Average Chinese citizens aren’t the only people who are unclear on what a social enterprise is. “It’s hard to give a definition to the term ‘social enterprise’,” says Ling. “That’s one of the several reasons why there isn’t sufficient policy support coming from the government–they don’t know what should qualify as social enterprise.”
Another aspect of the policy support issue is that working for the benefit of society is often seen as the exclusive province of the government. “What would a social entrepreneur be in China?” asks Rick Aubry, professor of Social Entrepreneurship at Stanford Graduate School of Business. “The government sees part of its role to create social benefits through government activities themselves. They have said, ‘We will take care of the people, you succeed as a businessman to take care of the economic wealth of the country.'”
In the absence of government backing, social enterprises have been seeking support from other organizations, even other countries.

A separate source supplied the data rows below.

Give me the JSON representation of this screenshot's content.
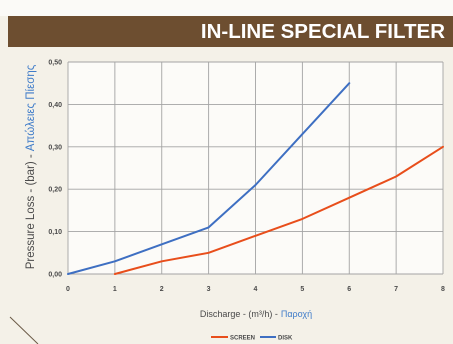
{
  "header": {
    "title": "IN-LINE SPECIAL FILTER"
  },
  "colors": {
    "banner": "#6d4e30",
    "greek_label": "#3f7cc9"
  },
  "chart_data": {
    "type": "line",
    "xlabel": "Discharge - (m³/h) -",
    "xlabel_greek": "Παροχή",
    "ylabel": "Pressure Loss - (bar) -",
    "ylabel_greek": "Απώλειες Πίεσης",
    "xlim": [
      0,
      8
    ],
    "ylim": [
      0,
      0.5
    ],
    "grid": true,
    "legend": "bottom",
    "x_ticks": [
      {
        "value": 0,
        "label": "0"
      },
      {
        "value": 1,
        "label": "1"
      },
      {
        "value": 2,
        "label": "2"
      },
      {
        "value": 3,
        "label": "3"
      },
      {
        "value": 4,
        "label": "4"
      },
      {
        "value": 5,
        "label": "5"
      },
      {
        "value": 6,
        "label": "6"
      },
      {
        "value": 7,
        "label": "7"
      },
      {
        "value": 8,
        "label": "8"
      }
    ],
    "y_ticks": [
      {
        "value": 0.0,
        "label": "0,00"
      },
      {
        "value": 0.1,
        "label": "0,10"
      },
      {
        "value": 0.2,
        "label": "0,20"
      },
      {
        "value": 0.3,
        "label": "0,30"
      },
      {
        "value": 0.4,
        "label": "0,40"
      },
      {
        "value": 0.5,
        "label": "0,50"
      }
    ],
    "series": [
      {
        "name": "SCREEN",
        "color": "#e84e1b",
        "x": [
          1,
          2,
          3,
          4,
          5,
          6,
          7,
          8
        ],
        "y": [
          0.0,
          0.03,
          0.05,
          0.09,
          0.13,
          0.18,
          0.23,
          0.3
        ]
      },
      {
        "name": "DISK",
        "color": "#3e6fc2",
        "x": [
          0,
          1,
          2,
          3,
          4,
          5,
          6
        ],
        "y": [
          0.0,
          0.03,
          0.07,
          0.11,
          0.21,
          0.33,
          0.45
        ]
      }
    ]
  }
}
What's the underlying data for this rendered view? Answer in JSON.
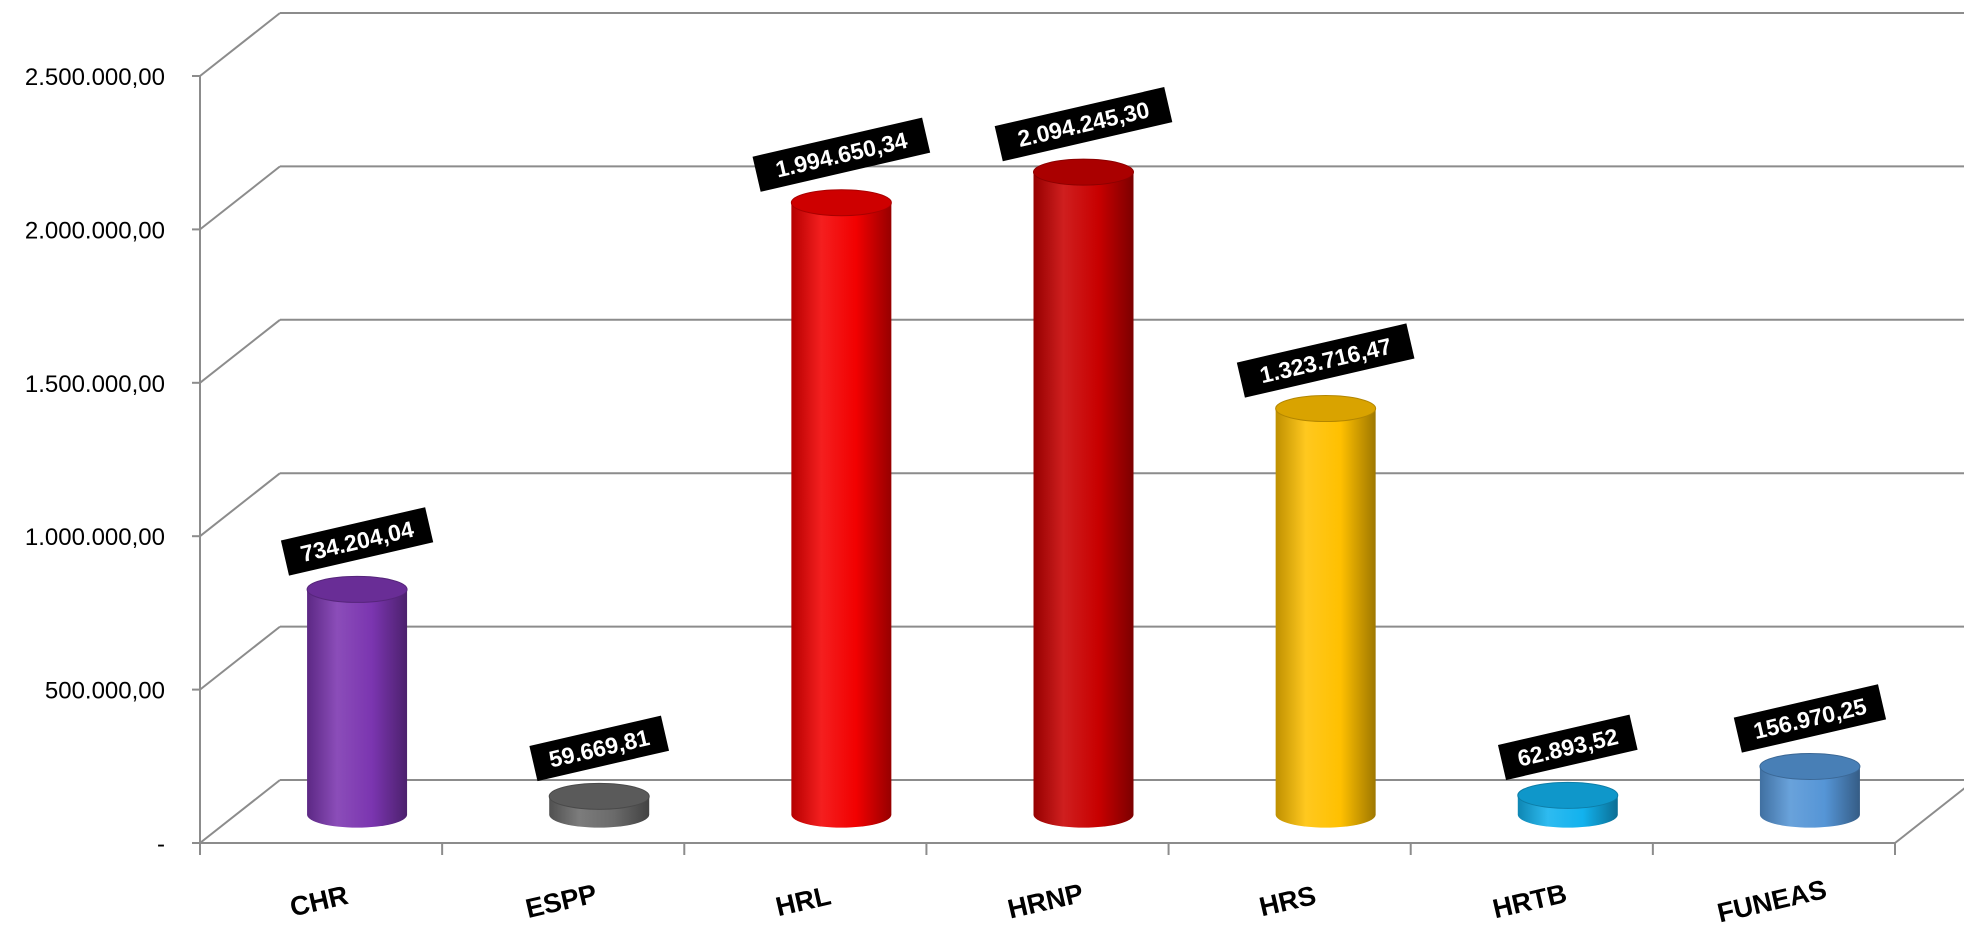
{
  "chart_data": {
    "type": "bar",
    "categories": [
      "CHR",
      "ESPP",
      "HRL",
      "HRNP",
      "HRS",
      "HRTB",
      "FUNEAS"
    ],
    "values": [
      734204.04,
      59669.81,
      1994650.34,
      2094245.3,
      1323716.47,
      62893.52,
      156970.25
    ],
    "data_labels": [
      "734.204,04",
      "59.669,81",
      "1.994.650,34",
      "2.094.245,30",
      "1.323.716,47",
      "62.893,52",
      "156.970,25"
    ],
    "colors": [
      "#7b35b0",
      "#6a6a6a",
      "#f20000",
      "#c80000",
      "#ffc000",
      "#12b2ee",
      "#5595d6"
    ],
    "y_ticks": [
      {
        "value": 0,
        "label": "-"
      },
      {
        "value": 500000,
        "label": "500.000,00"
      },
      {
        "value": 1000000,
        "label": "1.000.000,00"
      },
      {
        "value": 1500000,
        "label": "1.500.000,00"
      },
      {
        "value": 2000000,
        "label": "2.000.000,00"
      },
      {
        "value": 2500000,
        "label": "2.500.000,00"
      }
    ],
    "ylim": [
      0,
      2500000
    ],
    "title": "",
    "xlabel": "",
    "ylabel": "",
    "grid": true,
    "legend": "none",
    "style": "3d-cylinder"
  }
}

Shokay, the yak fiber enterprise, got its startup capital by winning Harvard Business School’s prestigious social innovation competition. YouChange Foundation provides training sessions for social entrepreneurs. And a handful of funds like Avantage Ventures is investing exclusively in social enterprises.
Scaling Up
Aubry adds that another major obstacle that social enterprises often face is scalability. “The challenge for the social enterprise is that it tends to be very local and micro in scale,” says Aubry, who has run a social enterprise in San Francisco for over two decades. “It is hard to create a national model where millions of people are affected rather than hundreds.”
Liu Zhifeng also had problems with scalability in the early days of Spring Mountain. “We originally had problems with the farmers,” he says. “They were often unwilling to work with us and were reluctant to rent out there land.” By giving training sessions and paying wages in advance, however, Spring Mountain was able to earn their trust, and now the company works with over 100,000 farmers. Further, Liu has been able to bridge growth problems because he’s been there before. Previously, he built a company from scratch into one with national reach. Now he’s even more ambitious.
“We’ve already received the organic certifications from the USFDA, Japan and the EU; and we’ve been negotiating with foreign exporters,” he says. “Our next step is the international market.”
If he succeeds, Spring Mountain won’t be shipping over just products–it’ll be exporting a different way of doing business.